Yesterday I was on a conference call that included several Nigerian Wikipedians, I was surprised at how much of their problems editing Wikipedia were over blocks.

The English language Wikipedia doesn't have an overall problem with editing numbers, nearly eight years on, editing volumes are still clearly above the 2014 minima. But we do have huge geographic skews and in particular we badly underrepresent the English speaking parts of Africa in our community and in our Projects. I don't know if other languages have similar issues, but it would not surprise me.

I get that lowering our guard overall against IP vandals would increase the workload of  those who'd rather be improving Wikipedia than clearing up after vandals. But there are a couple of things that could fairly easily be done if we  want a more global community.

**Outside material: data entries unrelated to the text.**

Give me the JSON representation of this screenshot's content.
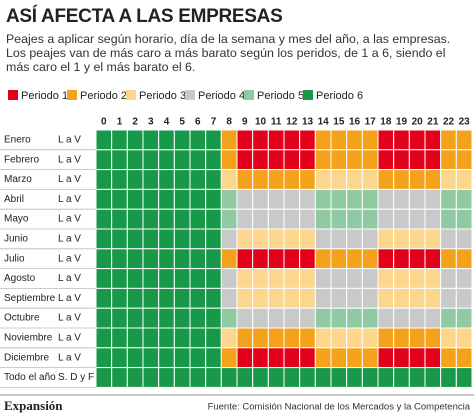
{
  "header": {
    "title": "ASÍ AFECTA A LAS EMPRESAS",
    "description": "Peajes a aplicar según horario, día de la semana y mes del año, a las empresas. Los peajes van de más caro a más barato según los peridos, de 1 a 6,  siendo el más caro el 1 y el más barato el 6."
  },
  "legend": [
    {
      "label": "Periodo 1",
      "color": "#e2001a"
    },
    {
      "label": "Periodo 2",
      "color": "#f4a21c"
    },
    {
      "label": "Periodo 3",
      "color": "#fbd68c"
    },
    {
      "label": "Periodo 4",
      "color": "#c9c9c9"
    },
    {
      "label": "Periodo 5",
      "color": "#8fcaa2"
    },
    {
      "label": "Periodo 6",
      "color": "#18994a"
    }
  ],
  "table": {
    "hours": [
      0,
      1,
      2,
      3,
      4,
      5,
      6,
      7,
      8,
      9,
      10,
      11,
      12,
      13,
      14,
      15,
      16,
      17,
      18,
      19,
      20,
      21,
      22,
      23
    ],
    "rows": [
      {
        "month": "Enero",
        "days": "L a V",
        "periods": [
          6,
          6,
          6,
          6,
          6,
          6,
          6,
          6,
          2,
          1,
          1,
          1,
          1,
          1,
          2,
          2,
          2,
          2,
          1,
          1,
          1,
          1,
          2,
          2
        ]
      },
      {
        "month": "Febrero",
        "days": "L a V",
        "periods": [
          6,
          6,
          6,
          6,
          6,
          6,
          6,
          6,
          2,
          1,
          1,
          1,
          1,
          1,
          2,
          2,
          2,
          2,
          1,
          1,
          1,
          1,
          2,
          2
        ]
      },
      {
        "month": "Marzo",
        "days": "L a V",
        "periods": [
          6,
          6,
          6,
          6,
          6,
          6,
          6,
          6,
          3,
          2,
          2,
          2,
          2,
          2,
          3,
          3,
          3,
          3,
          2,
          2,
          2,
          2,
          3,
          3
        ]
      },
      {
        "month": "Abril",
        "days": "L a V",
        "periods": [
          6,
          6,
          6,
          6,
          6,
          6,
          6,
          6,
          5,
          4,
          4,
          4,
          4,
          4,
          5,
          5,
          5,
          5,
          4,
          4,
          4,
          4,
          5,
          5
        ]
      },
      {
        "month": "Mayo",
        "days": "L a V",
        "periods": [
          6,
          6,
          6,
          6,
          6,
          6,
          6,
          6,
          5,
          4,
          4,
          4,
          4,
          4,
          5,
          5,
          5,
          5,
          4,
          4,
          4,
          4,
          5,
          5
        ]
      },
      {
        "month": "Junio",
        "days": "L a V",
        "periods": [
          6,
          6,
          6,
          6,
          6,
          6,
          6,
          6,
          4,
          3,
          3,
          3,
          3,
          3,
          4,
          4,
          4,
          4,
          3,
          3,
          3,
          3,
          4,
          4
        ]
      },
      {
        "month": "Julio",
        "days": "L a V",
        "periods": [
          6,
          6,
          6,
          6,
          6,
          6,
          6,
          6,
          2,
          1,
          1,
          1,
          1,
          1,
          2,
          2,
          2,
          2,
          1,
          1,
          1,
          1,
          2,
          2
        ]
      },
      {
        "month": "Agosto",
        "days": "L a V",
        "periods": [
          6,
          6,
          6,
          6,
          6,
          6,
          6,
          6,
          4,
          3,
          3,
          3,
          3,
          3,
          4,
          4,
          4,
          4,
          3,
          3,
          3,
          3,
          4,
          4
        ]
      },
      {
        "month": "Septiembre",
        "days": "L a V",
        "periods": [
          6,
          6,
          6,
          6,
          6,
          6,
          6,
          6,
          4,
          3,
          3,
          3,
          3,
          3,
          4,
          4,
          4,
          4,
          3,
          3,
          3,
          3,
          4,
          4
        ]
      },
      {
        "month": "Octubre",
        "days": "L a V",
        "periods": [
          6,
          6,
          6,
          6,
          6,
          6,
          6,
          6,
          5,
          4,
          4,
          4,
          4,
          4,
          5,
          5,
          5,
          5,
          4,
          4,
          4,
          4,
          5,
          5
        ]
      },
      {
        "month": "Noviembre",
        "days": "L a V",
        "periods": [
          6,
          6,
          6,
          6,
          6,
          6,
          6,
          6,
          3,
          2,
          2,
          2,
          2,
          2,
          3,
          3,
          3,
          3,
          2,
          2,
          2,
          2,
          3,
          3
        ]
      },
      {
        "month": "Diciembre",
        "days": "L a V",
        "periods": [
          6,
          6,
          6,
          6,
          6,
          6,
          6,
          6,
          2,
          1,
          1,
          1,
          1,
          1,
          2,
          2,
          2,
          2,
          1,
          1,
          1,
          1,
          2,
          2
        ]
      },
      {
        "month": "Todo el año",
        "days": "S. D y F",
        "periods": [
          6,
          6,
          6,
          6,
          6,
          6,
          6,
          6,
          6,
          6,
          6,
          6,
          6,
          6,
          6,
          6,
          6,
          6,
          6,
          6,
          6,
          6,
          6,
          6
        ]
      }
    ]
  },
  "footer": {
    "brand": "Expansión",
    "source": "Fuente: Comisión Nacional de los Mercados y la Competencia"
  }
}
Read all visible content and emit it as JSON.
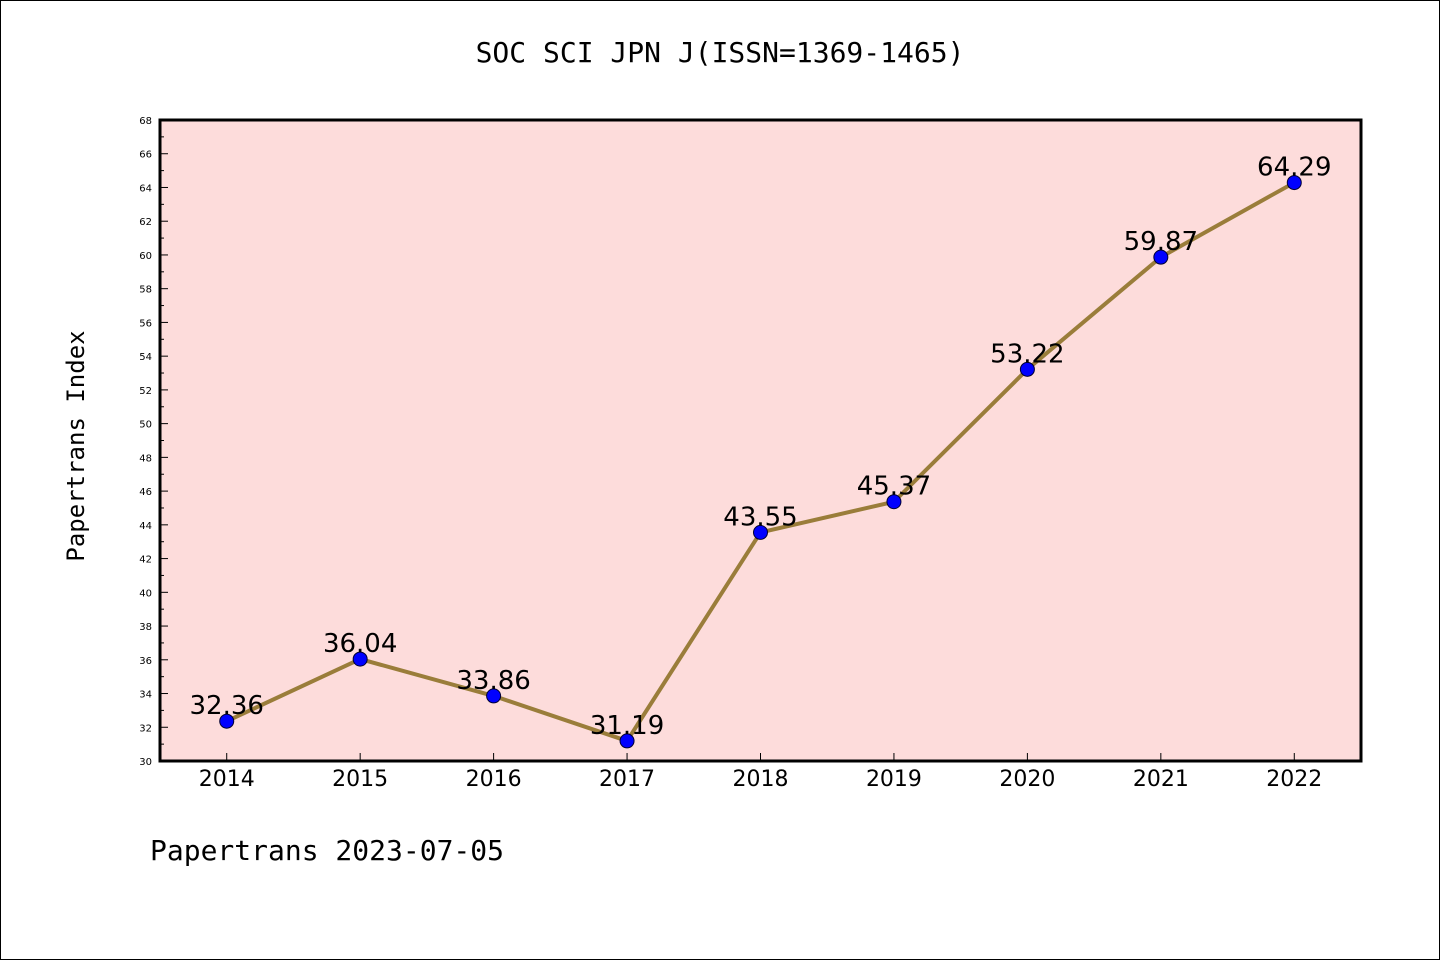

Firstly, unblock IPs that geolocate to countries where we lack contributors.Yes we will get more vandalism in those countries, but far far less than if we also unblocked all IPs in countries where we have lots of editors.

Secondly, implement "smart blocking", especially with range bocks. Yes there will still be lots of collateral damage where someone in the same range has the same sort of device/, O/S etc as the person who did the edit that prompted the block. But anyone in the same range who uses a different type of hardware  operating system etc would not be caught by a smart block.

Thirdly, especially if we can't do the first two, be more liberal with IP block exemption for accounts in countries where we lack editors and have problems with a limited number of often blocked IPs.